His plane left RAF Northolt at 02:45 BST to take him to his home country, which he has not visited in 20 years.
Home Secretary Theresa May said it "marks the conclusion of efforts to remove him... and I believe this will be welcomed by the British public."
She added: "This dangerous man has now been removed from our shores to face the courts in his own country."
The legal battle to deport Abu Qatada began in 2001 and has cost the UK more than £1.7m ($2.5m).
His deportation was finally able to proceed after the UK and Jordan signed a treaty agreeing that evidence obtained through torture would not be used against him.
Mrs May added: "I am glad that this government's determination to see him on a plane has been vindicated and that we have at last achieved what previous governments, Parliament and the British public have long called for.
"I am also clear that we need to make sense of our human rights laws and remove the many layers of appeals available to foreign nationals we want to deport."
The BBC understands that Abu Qatada is being accompanied on the flight by six people from Jordan, comprising three security officials, a psychologist, a medical examiner and his Jordanian lawyer.
A convoy of three police vehicles left Belmarsh prison in south-east London, where the 53-year-old cleric had been held, at midnight, travelling over Tower Bridge and through the City on its way to the airfield in the west of the capital.
BBC home affairs correspondent Dominic Casciani at RAF Northolt said Abu Qatada would be taken straight to court in Amman on his arrival in Jordan.

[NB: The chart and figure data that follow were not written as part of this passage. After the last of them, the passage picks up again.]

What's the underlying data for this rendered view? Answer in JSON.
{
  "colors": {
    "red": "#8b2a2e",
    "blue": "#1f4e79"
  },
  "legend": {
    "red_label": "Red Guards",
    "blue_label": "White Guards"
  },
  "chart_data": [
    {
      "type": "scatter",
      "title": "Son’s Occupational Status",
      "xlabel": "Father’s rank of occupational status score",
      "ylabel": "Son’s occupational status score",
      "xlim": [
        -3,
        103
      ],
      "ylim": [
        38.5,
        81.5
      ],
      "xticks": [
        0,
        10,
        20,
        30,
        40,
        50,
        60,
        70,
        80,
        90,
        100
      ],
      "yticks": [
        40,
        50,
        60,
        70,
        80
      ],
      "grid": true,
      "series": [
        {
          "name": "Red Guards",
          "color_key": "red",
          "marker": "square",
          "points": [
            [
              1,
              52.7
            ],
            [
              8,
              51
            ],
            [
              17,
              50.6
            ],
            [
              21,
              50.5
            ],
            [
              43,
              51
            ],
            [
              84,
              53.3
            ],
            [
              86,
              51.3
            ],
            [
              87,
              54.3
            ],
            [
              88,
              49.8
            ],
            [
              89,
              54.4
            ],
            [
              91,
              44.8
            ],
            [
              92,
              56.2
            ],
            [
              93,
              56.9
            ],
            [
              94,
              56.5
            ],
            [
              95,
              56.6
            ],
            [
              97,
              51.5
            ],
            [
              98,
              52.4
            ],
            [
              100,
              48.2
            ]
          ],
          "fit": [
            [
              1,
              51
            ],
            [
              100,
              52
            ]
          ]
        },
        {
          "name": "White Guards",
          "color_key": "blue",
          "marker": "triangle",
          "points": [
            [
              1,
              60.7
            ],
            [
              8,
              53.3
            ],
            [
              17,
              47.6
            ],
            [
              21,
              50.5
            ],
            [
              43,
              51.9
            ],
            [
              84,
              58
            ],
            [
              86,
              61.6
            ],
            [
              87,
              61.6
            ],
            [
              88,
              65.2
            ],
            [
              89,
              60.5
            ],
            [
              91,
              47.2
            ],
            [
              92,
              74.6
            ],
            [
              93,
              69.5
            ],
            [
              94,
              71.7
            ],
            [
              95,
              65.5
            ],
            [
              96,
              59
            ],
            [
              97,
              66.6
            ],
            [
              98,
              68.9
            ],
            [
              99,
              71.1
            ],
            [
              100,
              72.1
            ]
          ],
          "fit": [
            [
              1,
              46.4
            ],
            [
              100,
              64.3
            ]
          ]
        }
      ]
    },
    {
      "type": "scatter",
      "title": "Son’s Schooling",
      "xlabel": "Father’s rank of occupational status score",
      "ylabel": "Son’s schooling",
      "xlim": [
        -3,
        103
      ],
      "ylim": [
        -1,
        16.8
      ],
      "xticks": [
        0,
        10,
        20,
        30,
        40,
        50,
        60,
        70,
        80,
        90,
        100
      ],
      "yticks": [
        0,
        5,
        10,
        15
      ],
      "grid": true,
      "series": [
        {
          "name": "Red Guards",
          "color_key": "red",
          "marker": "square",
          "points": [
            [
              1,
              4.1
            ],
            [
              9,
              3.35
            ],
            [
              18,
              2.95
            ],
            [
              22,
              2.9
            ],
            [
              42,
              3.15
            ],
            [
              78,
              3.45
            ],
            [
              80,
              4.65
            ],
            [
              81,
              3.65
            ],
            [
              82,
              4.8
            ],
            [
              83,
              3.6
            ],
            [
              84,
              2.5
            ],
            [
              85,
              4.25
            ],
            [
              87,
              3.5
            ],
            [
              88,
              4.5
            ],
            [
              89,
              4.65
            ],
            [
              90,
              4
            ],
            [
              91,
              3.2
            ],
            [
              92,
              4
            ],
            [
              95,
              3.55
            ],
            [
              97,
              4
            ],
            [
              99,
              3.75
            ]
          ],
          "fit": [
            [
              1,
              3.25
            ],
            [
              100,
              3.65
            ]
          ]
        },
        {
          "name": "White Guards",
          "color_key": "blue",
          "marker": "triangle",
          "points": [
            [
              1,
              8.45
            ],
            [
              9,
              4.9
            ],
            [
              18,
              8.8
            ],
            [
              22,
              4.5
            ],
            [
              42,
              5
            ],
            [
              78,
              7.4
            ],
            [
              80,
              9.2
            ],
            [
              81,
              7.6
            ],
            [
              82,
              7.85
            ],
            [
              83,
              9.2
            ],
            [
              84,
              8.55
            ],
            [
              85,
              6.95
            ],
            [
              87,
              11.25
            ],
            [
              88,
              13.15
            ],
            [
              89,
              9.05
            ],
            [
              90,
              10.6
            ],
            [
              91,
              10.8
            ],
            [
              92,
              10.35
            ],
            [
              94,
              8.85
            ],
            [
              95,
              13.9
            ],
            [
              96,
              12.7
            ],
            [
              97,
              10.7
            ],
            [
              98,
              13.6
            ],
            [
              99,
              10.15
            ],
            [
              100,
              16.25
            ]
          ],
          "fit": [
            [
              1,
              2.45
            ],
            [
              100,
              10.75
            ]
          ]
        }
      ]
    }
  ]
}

The charges he faces will be outlined and he will then be taken to prison to await the start of the trial, our correspondent added.Eleventh hour
The Palestinian-Jordanian, whose real name is Omar Othman, lost his appeal against deportation at the Special Immigration Appeals Commission (Siac) in February 2007.
June Kelly reports on what may await Abu Qatada in Jordan
But he then appealed to higher courts on the grounds that evidence extracted through torture would be used against him in Jordan, where he faces a retrial for plotting bomb attacks.
That legal battle continued until May this year, when the cleric accepted that his right to a fair trial there was protected by the new treaty between Jordan and the UK.
He agreed to drop his legal challenge, paving the way for his deportation.